I have a new story out! And I blame Animal Planet. It’s entirely their fault. There I was, blamelessly flicking through channels on the telly, and there was a documentary on cicadas. And not just any cicadas – if I wanted just any cicadas, I could see lots of them in the back garden. (I’ve admired their split skins since I was a kid.) No, this was about periodical cicadas. Apparently, over in the US, there’s a type of cicada that swarms every 13 or 17 years. The next swarm, all those years later, is laid by the previous swarm, and all I could think as I watched this programme was “I could make a great horror story out of this!”

So, there you have it. Blame Animal Planet. This weird, gross, insect-filled body horror was inspired by them. Poor things, they probably thought they were sharing scientific and educational information, real learning opportunities. Little did they know, across the other side of world a horror writer was trawling for bait.

I kind of disgusted myself with it, apparently. I certainly made a couple of writer colleagues who were kind enough to read an early draft retch. Apparently they dislike the egg part. Ha.

Anyway, “Imago” is free to read at Three-Lobed Burning Eye. If your stomach’s strong enough, that is.

Articles, Horror, Nonfiction

The Haunted Boundaries of House and Body

This… isn’t quite a story, but it’s new and more importantly it’s in Nightmare, which is a market I’ve been trying to crack for years. Have finally managed it with this essay about stories. Horror stories, to be precise. Nightmare has a regular column called “The H Word” that does short essays about various things within the genre, and this piece of mine is about haunted houses. “The Haunted Boundaries of House and Body” is an extract from a longer piece that I’m working on, about how haunted houses are frequently gendered as female.

It’s basically an excuse for me to read my way through the horror canon under the guise of scholarship.
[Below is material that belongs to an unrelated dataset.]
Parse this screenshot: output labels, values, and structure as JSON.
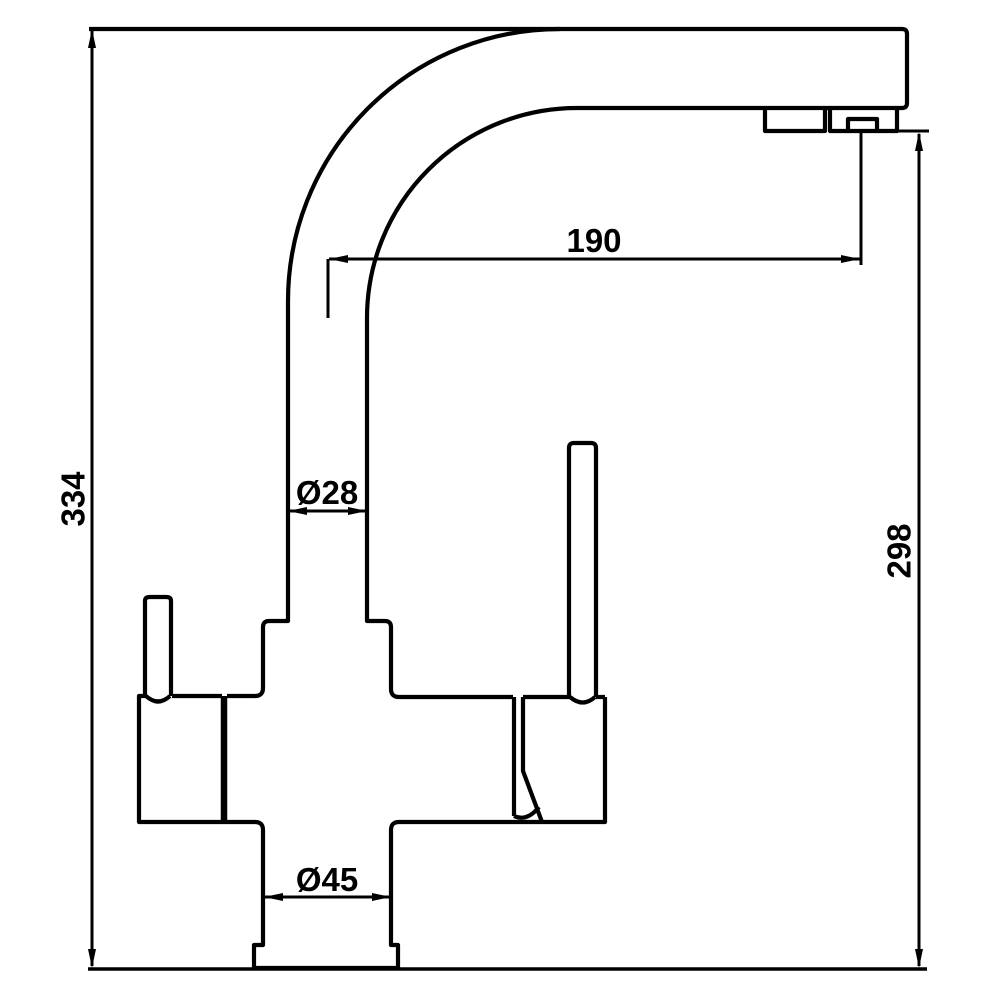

Anyway, the story referred to in the essay is one of mine that’s not available online. That story, “The Knife Orchard,” about a piece of family history, is one of the original stories collected in my recently published collection The Mythology of Salt and Other Stories. It’s apples and sharp edges and haunting, and ultimately about turning away from haunting, which is a piece of good sense I am determined to appreciate. Anyway, you can read the essay at the link, so let me know what you think!

Horror, SFF, Short stories

The Body Politic

I have a new story out! “The Body Politic” can be found in Recognize Fascism, edited by Crystal M. Huff, from World Weaver Press. Recognize Fascism is a science fiction and fantasy short fiction anthology that does what it says on the tin. Fascism, sad to say, is one of those unfortunate ideologies that never seems to die. It’s always trying to sprout in new and unpleasant forms – and it’s best to be able to discern these as quickly as possible, so you can kick the shit out of them early and save yourself the trouble of doing it when they’ve got an even larger and nastier foothold in civilised society.

Anyway, my story is really more body horror than sci-fi or fantasy, and it’s weird body horror at that. One of the hallmarks of fascism, I think, is its attempts to control the body, particularly in the areas of identity and reproduction. In this little story, then – one of the few flash pieces I’ve ever written – the effects of fascism begin to literally appear on the body, limiting that body’s potential and rendering it weaker than before, and less capable of rebellion.

It’s such a good idea for an anthology, recognizing fascism, and I’m so glad that Crystal and World Weaver Press took a chance on what is really a very experimental piece of work. But it’s not just me – the anthology is positively stuffed with interesting, provocative stories by a number of truly excellent authors. Please take a look.